Converting from HDF5 to tfrecord and reading tfrecords into tensorflow
Posted on Mon 29 April 2019 in Tensorflow
HDF5 is a popular file format for handling large complex datasets, often the type of datasets we want to use to train machine learning models in tensorflow. This example was made because I had to piece together several resources to convert my dataset and read it into tensorflow, so I wanted to put online a very simple and quick example for others.
Making an example hdf5 dataset¶
First, lets make a quick hdf5 dataset out of fashion-MNIST (which we can import from the tensorflow). To make the dataset diverse, we'll use some uint8
, float32
, int64
, and string
type data.
import tensorflow as tf
# load dataset
(train_images, train_labels), _ = tf.keras.datasets.mnist.load_data()
# take a look at the data
import numpy as np
np.shape(train_images), train_images.dtype, np.shape(train_labels), train_labels.dtype
# lets make some text labels for our dataset
text_label_dict = {0:"zero", 1:"one", 2:"two", 3:"three", 4:"four", 5:"five", 6:"six", 7:"seven", 8:"eight", 9:"nine"}
text_labels = [text_label_dict[i] for i in train_labels]
text_labels[:3]
# lets get everything into a dictionary so we can save it using deepdish
hdf5_dict = {
"text_labels": text_labels,
"train_images": train_images,
"float32_labels": train_labels.astype(np.float32),
"int64_labels": train_labels.astype(np.int64)
}
# now lets save it as hdf5 using deepdish for simplicity
import deepdish as dd
dd.io.save("myhdf5.hdf5", hdf5_dict, compression=None)
converting the HDF5 to tfrecord¶
Now that our data is HDF5 format, lets load it back up and convert it to tfrecord. First, we need to define functions to convert each "feature" (e.g. "one", 1, or a handwritten digit) into a tensorflow feature object. There are three types of objects, _bytes_feature
, _float_feature
, or _int64_feature
. All of our data needs to be converted into this format.
def _bytes_feature(value):
"""Returns a bytes_list from a string / byte."""
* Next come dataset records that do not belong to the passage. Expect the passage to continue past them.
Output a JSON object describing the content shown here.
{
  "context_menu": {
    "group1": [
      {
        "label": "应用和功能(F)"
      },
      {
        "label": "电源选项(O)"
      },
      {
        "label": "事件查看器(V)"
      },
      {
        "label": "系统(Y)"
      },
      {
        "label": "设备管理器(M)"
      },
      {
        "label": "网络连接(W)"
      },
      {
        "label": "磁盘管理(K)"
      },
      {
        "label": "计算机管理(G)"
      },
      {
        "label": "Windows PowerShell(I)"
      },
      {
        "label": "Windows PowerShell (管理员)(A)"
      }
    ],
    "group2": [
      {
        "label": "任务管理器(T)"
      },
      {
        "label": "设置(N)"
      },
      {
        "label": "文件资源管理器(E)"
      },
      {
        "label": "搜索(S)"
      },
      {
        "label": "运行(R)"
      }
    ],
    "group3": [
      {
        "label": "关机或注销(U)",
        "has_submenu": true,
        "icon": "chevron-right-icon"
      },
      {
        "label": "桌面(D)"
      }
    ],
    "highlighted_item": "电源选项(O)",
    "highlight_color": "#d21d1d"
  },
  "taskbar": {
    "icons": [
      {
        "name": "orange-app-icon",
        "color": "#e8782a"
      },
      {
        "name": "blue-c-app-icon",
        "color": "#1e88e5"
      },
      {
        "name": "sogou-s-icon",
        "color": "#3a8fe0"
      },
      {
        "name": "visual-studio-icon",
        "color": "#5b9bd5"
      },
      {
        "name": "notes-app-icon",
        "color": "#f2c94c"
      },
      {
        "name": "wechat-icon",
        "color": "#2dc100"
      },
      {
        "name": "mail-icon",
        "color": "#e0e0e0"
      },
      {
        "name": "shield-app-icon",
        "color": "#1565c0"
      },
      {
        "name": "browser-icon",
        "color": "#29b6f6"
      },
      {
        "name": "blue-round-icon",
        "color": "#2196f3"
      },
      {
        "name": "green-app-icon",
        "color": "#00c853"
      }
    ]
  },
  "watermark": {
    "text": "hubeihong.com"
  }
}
return tf.train.Feature(bytes_list=tf.train.BytesList(value=[value]))
def _float_feature(value):
"""Returns a float_list from a float / double."""
return tf.train.Feature(float_list=tf.train.FloatList(value=[value]))
def _int64_feature(value):
"""Returns an int64_list from a bool / enum / int / uint."""
return tf.train.Feature(int64_list=tf.train.Int64List(value=[value]))
# lets load our data back up
mydata = dd.io.load("myhdf5.hdf5")
mydata.keys()
# lets see what it looks like to convert one sample into a feature
print(mydata['float32_labels'][0], type(_float_feature(mydata['float32_labels'][0])))
Now, to convert a whole row of samples from our dataset into features, we need to serialize that example. To do this, I wrote a the function serialize_example
, which takes as an argument the data, its name, and what type of feature it will be written as.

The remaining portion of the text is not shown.